TBILISI, DFWatch–Three people were Tuesday detained at a rally outside Tbilisi City Court where the case against ex-minister Bacho Akhalaia went on.
In a few days, the court will announce its verdict in the final case against Akhalaia which deals with torture and illegal deprivation of freedom.
During all of Tuesday, there was a rally outside of the court building, with people waiting for the hearing to finish. Among the detainees was Giorgi Gabedava, a member of the National Front, which is mostly known for holding ‘anti-gay propaganda’ rallies in recent months.
When the hearing was finished those who attended the hearing came out in the yard where protesters started whistling and shouting, which was followed by verbal and physical confrontation.
As Gabedava was being taken into a police car, he told journalists that Akhalaia’s lawyer Giorgi Oniani had hit him, but he was detained instead of the lawyer. Later iReporter posted a photo showing the incident. But Gabedava remains in detention, as well as Onise Gergedava, who is a member of the organization Free Zone, which supported Akhalaia.
Pridon Merebasvili, a former political prisoner, was also detained, but later released on 100 lari bail (USD 60).
The verdict in the case about torturing seven special unit employees will be announced in a few days. Bacho Akhalia, the former defense and interior minister, was charged with several other people for torturing special units employees for having a different political opinion.
At Tuesday’s final hearing, Akhalaia said he hopes the court will find him innocent, as well as the others who are charged. He called his co-defendants ‘successful soldiers’ who remain in detention only because of him. The former minister said the charges are groundless.
Bacho Akhalaia is one of Mikheil Saakashvili’s closest allies, and has served as prison, defense and later interior minister.

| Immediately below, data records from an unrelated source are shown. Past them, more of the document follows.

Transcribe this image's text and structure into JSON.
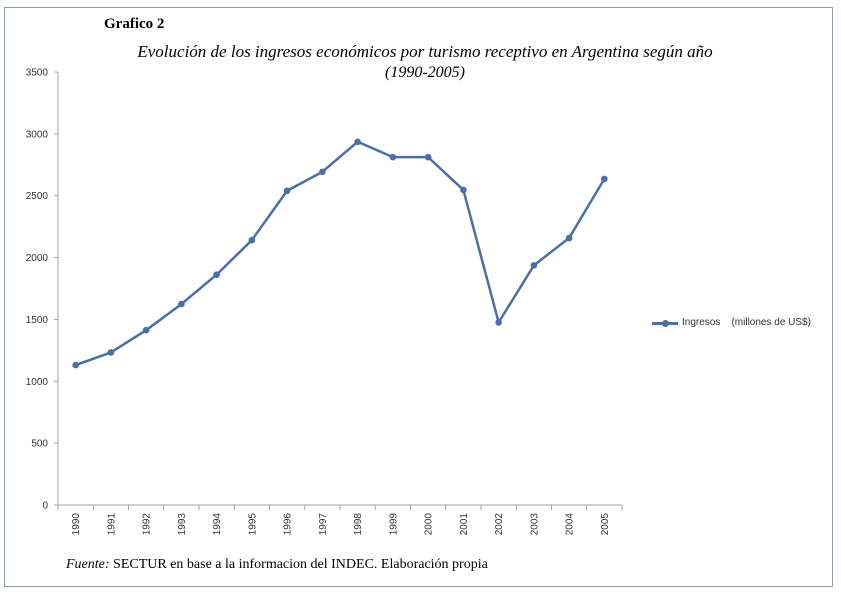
{
  "heading": "Grafico 2",
  "title_line1": "Evolución de los ingresos económicos por turismo receptivo en Argentina según año",
  "title_line2": "(1990-2005)",
  "footer": {
    "label": "Fuente:",
    "text": " SECTUR en base a la informacion del INDEC. Elaboración propia"
  },
  "colors": {
    "series": "#4a6fa5",
    "axis": "#a6a6a6"
  },
  "chart_data": {
    "type": "line",
    "x": [
      "1990",
      "1991",
      "1992",
      "1993",
      "1994",
      "1995",
      "1996",
      "1997",
      "1998",
      "1999",
      "2000",
      "2001",
      "2002",
      "2003",
      "2004",
      "2005"
    ],
    "series": [
      {
        "name": "Ingresos    (millones de US$)",
        "values": [
          1131,
          1233,
          1413,
          1624,
          1862,
          2141,
          2540,
          2693,
          2936,
          2812,
          2812,
          2547,
          1476,
          1937,
          2158,
          2636
        ]
      }
    ],
    "ylim": [
      0,
      3500
    ],
    "yticks": [
      0,
      500,
      1000,
      1500,
      2000,
      2500,
      3000,
      3500
    ],
    "grid": false,
    "legend": "right"
  }
}
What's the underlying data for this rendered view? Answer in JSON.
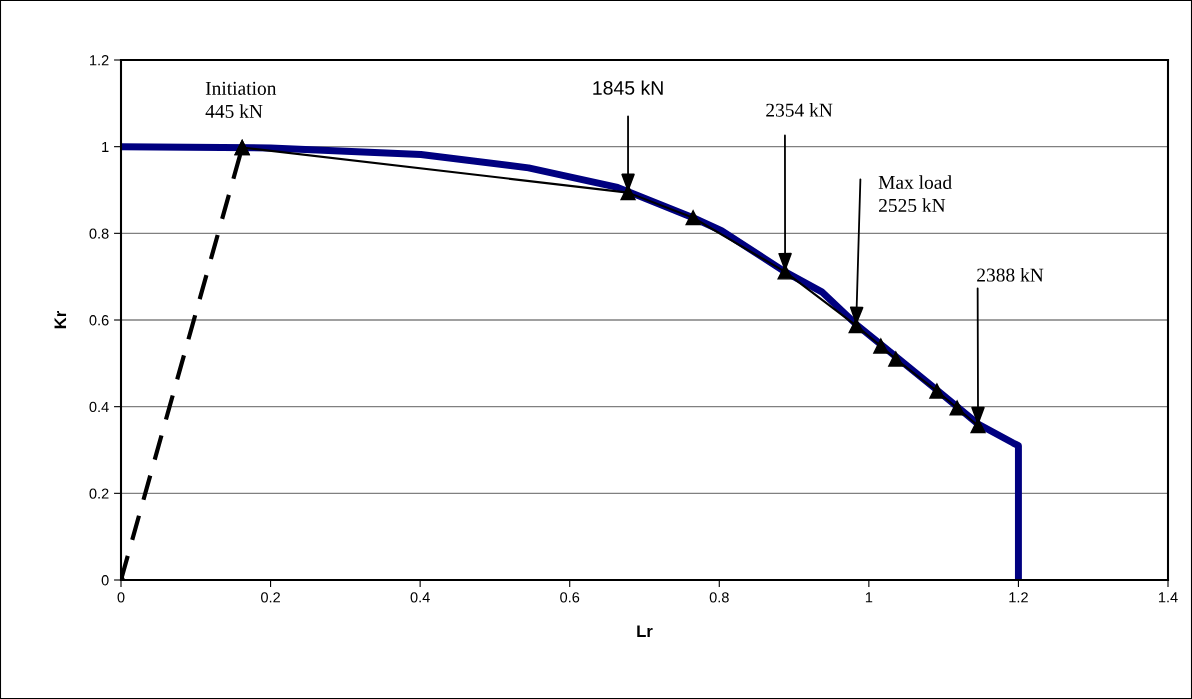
{
  "chart_data": {
    "type": "line",
    "xlabel": "Lr",
    "ylabel": "Kr",
    "xlim": [
      0,
      1.4
    ],
    "ylim": [
      0,
      1.2
    ],
    "xticks": [
      0,
      0.2,
      0.4,
      0.6,
      0.8,
      1,
      1.2,
      1.4
    ],
    "yticks": [
      0,
      0.2,
      0.4,
      0.6,
      0.8,
      1,
      1.2
    ],
    "grid": "y",
    "legend": false,
    "series": [
      {
        "color": "#000080",
        "marker": "none",
        "line_style": "solid",
        "x": [
          0,
          0.2,
          0.401,
          0.545,
          0.664,
          0.765,
          0.803,
          0.888,
          0.937,
          0.983,
          1.04,
          1.09,
          1.146,
          1.193,
          1.2,
          1.2
        ],
        "values": [
          1.0,
          0.997,
          0.982,
          0.951,
          0.906,
          0.836,
          0.806,
          0.711,
          0.665,
          0.59,
          0.51,
          0.44,
          0.36,
          0.316,
          0.31,
          0
        ]
      },
      {
        "color": "#000000",
        "marker": "triangle",
        "line_style": "dashed",
        "x": [
          0,
          0.162
        ],
        "values": [
          0,
          0.998
        ]
      },
      {
        "color": "#000000",
        "marker": "triangle",
        "line_style": "solid",
        "x": [
          0.162,
          0.678,
          0.765,
          0.888,
          0.983,
          1.016,
          1.036,
          1.091,
          1.118,
          1.146
        ],
        "values": [
          0.998,
          0.894,
          0.836,
          0.711,
          0.587,
          0.54,
          0.51,
          0.436,
          0.397,
          0.356
        ]
      }
    ],
    "annotations": [
      {
        "text": "Initiation\n445 kN",
        "x": 0.162,
        "y": 0.998
      },
      {
        "text": "1845 kN",
        "x": 0.678,
        "y": 0.894
      },
      {
        "text": "2354 kN",
        "x": 0.888,
        "y": 0.711
      },
      {
        "text": "Max load\n2525 kN",
        "x": 0.983,
        "y": 0.587
      },
      {
        "text": "2388 kN",
        "x": 1.146,
        "y": 0.356
      }
    ]
  }
}
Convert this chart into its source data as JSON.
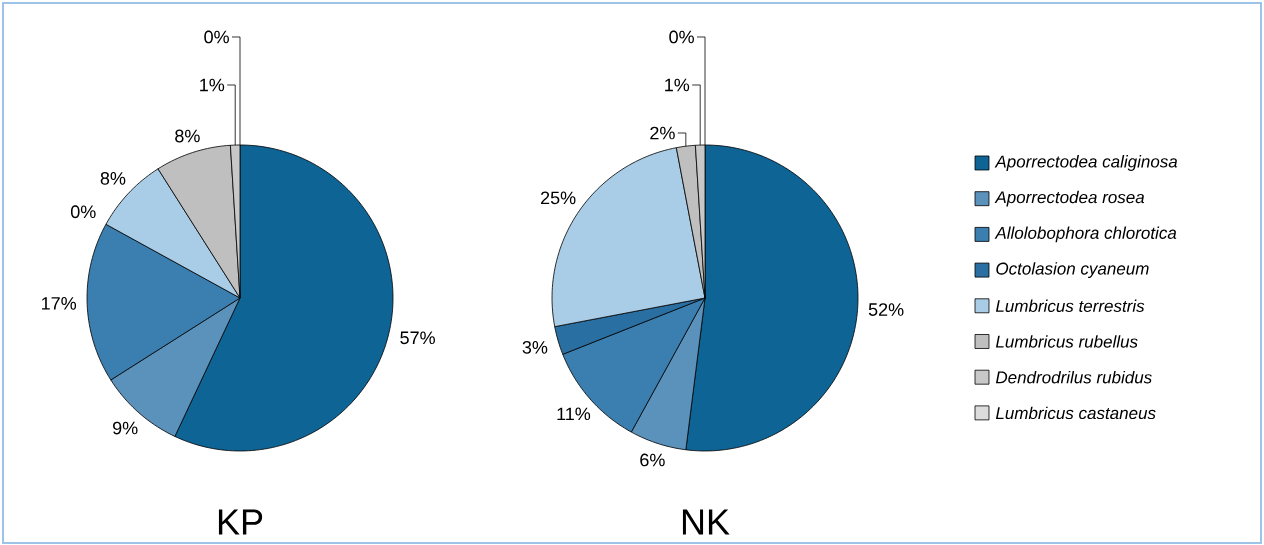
{
  "chart_data": [
    {
      "type": "pie",
      "title": "KP",
      "categories": [
        null,
        null,
        null,
        null,
        null,
        null,
        null,
        null
      ],
      "values": [
        57,
        9,
        17,
        0,
        8,
        8,
        1,
        0
      ],
      "value_labels": [
        "57%",
        "9%",
        "17%",
        "0%",
        "8%",
        "8%",
        "1%",
        "0%"
      ],
      "colors": [
        "#0f6496",
        "#5b92bc",
        "#3a7fb0",
        "#2a6fa2",
        "#a9cde6",
        "#bfbfbf",
        "#c8c8c8",
        "#dcdcdc"
      ]
    },
    {
      "type": "pie",
      "title": "NK",
      "legend": "right",
      "categories": [
        "Aporrectodea caliginosa",
        "Aporrectodea rosea",
        "Allolobophora chlorotica",
        "Octolasion cyaneum",
        "Lumbricus terrestris",
        "Lumbricus rubellus",
        "Dendrodrilus rubidus",
        "Lumbricus castaneus"
      ],
      "values": [
        52,
        6,
        11,
        3,
        25,
        2,
        1,
        0
      ],
      "value_labels": [
        "52%",
        "6%",
        "11%",
        "3%",
        "25%",
        "2%",
        "1%",
        "0%"
      ],
      "colors": [
        "#0f6496",
        "#5b92bc",
        "#3a7fb0",
        "#2a6fa2",
        "#a9cde6",
        "#bfbfbf",
        "#c8c8c8",
        "#dcdcdc"
      ]
    }
  ]
}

His name is associated with a prison riot in 2006 and many accused him of being one of those who introduced a culture of torture and mistreatment in the prisons.

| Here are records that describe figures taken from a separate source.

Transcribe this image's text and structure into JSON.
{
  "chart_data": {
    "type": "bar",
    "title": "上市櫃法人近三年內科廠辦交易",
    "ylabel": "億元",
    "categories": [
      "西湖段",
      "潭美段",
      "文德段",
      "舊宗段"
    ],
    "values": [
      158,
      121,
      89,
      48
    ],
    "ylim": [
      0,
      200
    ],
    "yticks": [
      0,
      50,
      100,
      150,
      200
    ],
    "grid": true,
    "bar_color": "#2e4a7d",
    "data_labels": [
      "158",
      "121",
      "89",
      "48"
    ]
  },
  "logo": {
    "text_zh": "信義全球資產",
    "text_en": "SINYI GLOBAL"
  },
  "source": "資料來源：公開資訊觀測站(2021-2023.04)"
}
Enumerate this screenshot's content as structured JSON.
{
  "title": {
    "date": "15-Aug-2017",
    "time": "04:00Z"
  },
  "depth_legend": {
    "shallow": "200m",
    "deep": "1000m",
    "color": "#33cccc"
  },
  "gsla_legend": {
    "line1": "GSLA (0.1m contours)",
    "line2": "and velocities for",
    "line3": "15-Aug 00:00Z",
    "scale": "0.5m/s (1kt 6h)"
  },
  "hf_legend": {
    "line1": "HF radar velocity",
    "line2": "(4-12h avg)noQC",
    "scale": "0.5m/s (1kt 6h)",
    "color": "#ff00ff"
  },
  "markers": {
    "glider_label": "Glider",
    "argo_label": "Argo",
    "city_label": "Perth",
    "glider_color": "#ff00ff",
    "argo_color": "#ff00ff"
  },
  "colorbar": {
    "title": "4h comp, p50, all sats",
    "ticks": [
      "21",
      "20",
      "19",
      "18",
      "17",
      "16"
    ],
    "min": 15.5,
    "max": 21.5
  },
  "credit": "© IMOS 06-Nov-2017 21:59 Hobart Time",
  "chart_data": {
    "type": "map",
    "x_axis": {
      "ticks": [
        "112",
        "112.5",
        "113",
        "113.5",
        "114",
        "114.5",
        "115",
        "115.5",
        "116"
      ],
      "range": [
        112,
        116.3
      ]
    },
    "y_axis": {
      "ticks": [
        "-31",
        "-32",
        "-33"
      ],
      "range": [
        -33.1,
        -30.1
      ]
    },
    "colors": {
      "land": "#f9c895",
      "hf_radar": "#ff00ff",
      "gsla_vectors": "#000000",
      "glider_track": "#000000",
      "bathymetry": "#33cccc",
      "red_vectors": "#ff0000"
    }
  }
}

Western audiences have come late to the realization of how deeply Akhalaia has been resented among his countrymen exactly because of the prisoner torture, as Western media, as well as European and American justice reform advisers, for many years tended to agree with the Saakashvili regime’s positive spin on what was happening, and consequently didn’t take the problem of prisoner mistreatment seriously.
After the prisoner abuse videos were published less than two weeks before the parliamentary election in October 2012, documenting physical and sexual abuse of prisoners, it opened the floodgates to a problem that could no longer be swept under the rug, which Akhalaia has come to be seen as the symbol of.
He left the country after the National Movement lost the parliamentary election. When he returned weeks later he was immediately detained. He faced charges in several cases and was acquitted in two of them.